Hace un mes, la ciudad de La Plata era el escenario del horror jamás imaginado. Su precioso trazado cruzado por el agua impiadosa que nadie quiso o supo anunciar se convirtió en sinónimo de muerte. Y desde entonces, quienes viven en sus calles ya no son los mismos. No en vano, cada vez que el cielo se viste de gris, la angustia los gana a miles y miles de platenses que se encomiendan a quien sea para que no sea más que un temor infundado.

Hace un mes que los que vivimos en esta hermosa ciudad ya no somos los mismos. No hay chance alguna de serlo. Quienes no tenemos un muerto en la familia, tenemos un amigo que perdió todo, un conocido que la pasó mal, un allegado que aún sufre la consecuencia de semejante tragedia.

Hace un mes, La Plata era lluvia, oscuridad, grito, noche, angustia, pedido de socorro, silencio, llanto, incredulidad, desesperación, dolor, agua, olor, pérdida, muerte, solidaridad. También mentira e inacción.

Hace un mes, la ciudad se daba cuenta de que no todo es un cordón pintado, una plaza prolija y mucho marketing mediático. La arrasadora fuerza del agua sólo se detuvo por imperio de la misma naturaleza y de ningún modo porque el hombre, sobre todo aquel que ostenta la calidad distintiva de dirigente, previó.

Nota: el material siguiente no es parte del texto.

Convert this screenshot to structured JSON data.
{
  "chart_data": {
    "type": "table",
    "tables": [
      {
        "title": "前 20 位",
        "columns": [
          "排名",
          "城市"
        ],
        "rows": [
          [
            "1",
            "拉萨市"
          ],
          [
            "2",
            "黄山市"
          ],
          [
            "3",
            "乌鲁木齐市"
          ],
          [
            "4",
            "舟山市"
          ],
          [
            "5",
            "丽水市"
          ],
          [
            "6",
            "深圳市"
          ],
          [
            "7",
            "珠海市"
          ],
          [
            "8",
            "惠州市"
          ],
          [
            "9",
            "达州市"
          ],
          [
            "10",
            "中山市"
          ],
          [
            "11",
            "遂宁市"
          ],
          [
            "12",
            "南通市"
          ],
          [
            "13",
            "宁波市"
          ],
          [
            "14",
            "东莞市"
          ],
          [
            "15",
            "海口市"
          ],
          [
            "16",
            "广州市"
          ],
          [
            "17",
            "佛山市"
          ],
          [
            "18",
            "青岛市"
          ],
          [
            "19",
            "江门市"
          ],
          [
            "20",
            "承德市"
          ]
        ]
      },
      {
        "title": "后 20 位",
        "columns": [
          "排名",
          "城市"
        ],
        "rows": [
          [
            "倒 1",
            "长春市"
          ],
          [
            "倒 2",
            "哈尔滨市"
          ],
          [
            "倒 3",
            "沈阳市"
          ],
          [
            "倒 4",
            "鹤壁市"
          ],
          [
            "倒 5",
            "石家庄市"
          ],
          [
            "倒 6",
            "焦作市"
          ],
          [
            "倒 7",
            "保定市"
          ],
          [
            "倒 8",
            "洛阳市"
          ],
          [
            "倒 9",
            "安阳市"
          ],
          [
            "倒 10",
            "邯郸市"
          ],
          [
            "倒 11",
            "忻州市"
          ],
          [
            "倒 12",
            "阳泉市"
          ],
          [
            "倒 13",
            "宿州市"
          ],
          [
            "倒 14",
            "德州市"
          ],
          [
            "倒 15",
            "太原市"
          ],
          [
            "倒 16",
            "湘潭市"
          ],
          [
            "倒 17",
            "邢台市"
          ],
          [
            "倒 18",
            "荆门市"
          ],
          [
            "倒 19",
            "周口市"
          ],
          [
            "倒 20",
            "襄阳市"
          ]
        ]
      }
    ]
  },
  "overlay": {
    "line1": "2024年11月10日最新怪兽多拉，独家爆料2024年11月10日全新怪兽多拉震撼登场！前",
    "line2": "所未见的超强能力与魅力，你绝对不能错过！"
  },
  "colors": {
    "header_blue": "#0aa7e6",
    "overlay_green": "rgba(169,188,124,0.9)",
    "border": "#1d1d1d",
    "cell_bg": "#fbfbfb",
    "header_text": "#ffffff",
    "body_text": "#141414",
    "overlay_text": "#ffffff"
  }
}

Hace un mes, La Plata tenía sus calles inundadas, sus casas devastadas y su ilusión defenestrada. El olor a muerte se instalaba entre nosotros generando el inmenso dolor de los propios afectados y la incredulidad del resto.

Hace un mes, la capital provincial tenía un intendente que mentía y dirigentes cómplices que lo avalaban, demostrando que sería muy difícil creerles cuando horas después hablarían de un error de comunicación.

Hace un mes, este hermoso paisaje de casas bajas que fue cambiado sin ton ni son por la locura de construir hacia arriba sin más planificación que el negocio inmobiliario, tenía una clase dirigente que miraba sin entender, se aislaba de sus votantes y repartía culpas hacia cualquier lado.

Hace un mes, la ciudad tenía un volcán solidario que contrarrestaba la inacción del Estado. Tenía miles de voluntarios en sus calles dispuestos a dar una mano. Y tenía a miles de militantes dándole sentido a la política a contrapelo de la crítica que sólo le da espacio a la antipolítica.

Hace un mes, La Plata vivía su tragedia más dolorosa en su centenaria historia. Esa noche que marcaría, de manera cruel, una antes y un después.

Hace un mes era el momento de celulares sin sentido, de teléfonos inocuos, de temores crecientes, de agua hasta la cintura para tratar de ver a alguien, de porfiada lucha por encontrar una calle en la que tuviera sentido tener un auto, de querer comunicarse como fuera y no lograrlo jamás.

Hace un mes nacía el temor que se renueva cada vez que el informe meteorológico anuncia aunque más no fuera una tenue llovizna.

Hace un mes, la desconfianza se instaló de manera definitiva entre tilos y diagonales, a la espera de un mea culpa que nunca llegó.

Desde hace un mes, La Plata ya no es la que era. Hay tristeza en la mirada de sus habitantes y hay ganas de dejarse arrastrar por las ganas de volver a creer sin todavía lograrlo. Hay incredulidad en las declaraciones forzadas, pactadas, medidas y vacías de contenido. Hay bronca por la invisibilización de determinados personajes. Hay dolor acumulado que nadie sabe si se irá.

Desde hace un mes, también, hay muertos que gritan su necesidad de justicia. Los oficiales, los declarados, pero también los que fueron hundidos en el silencio de las corporaciones poderosas que actuaron con toda su fuerza.

Hace un mes, la tragedia se instaló y no nos deja zafar, nos sigue aferrando con sus brazos fuertes para que cada vez que nos miremos a la cara nos confunda el temor.

Hace un mes. Sí, un mes. Demasiado poco tiempo para que cada quien camine como si nada hubiera pasado.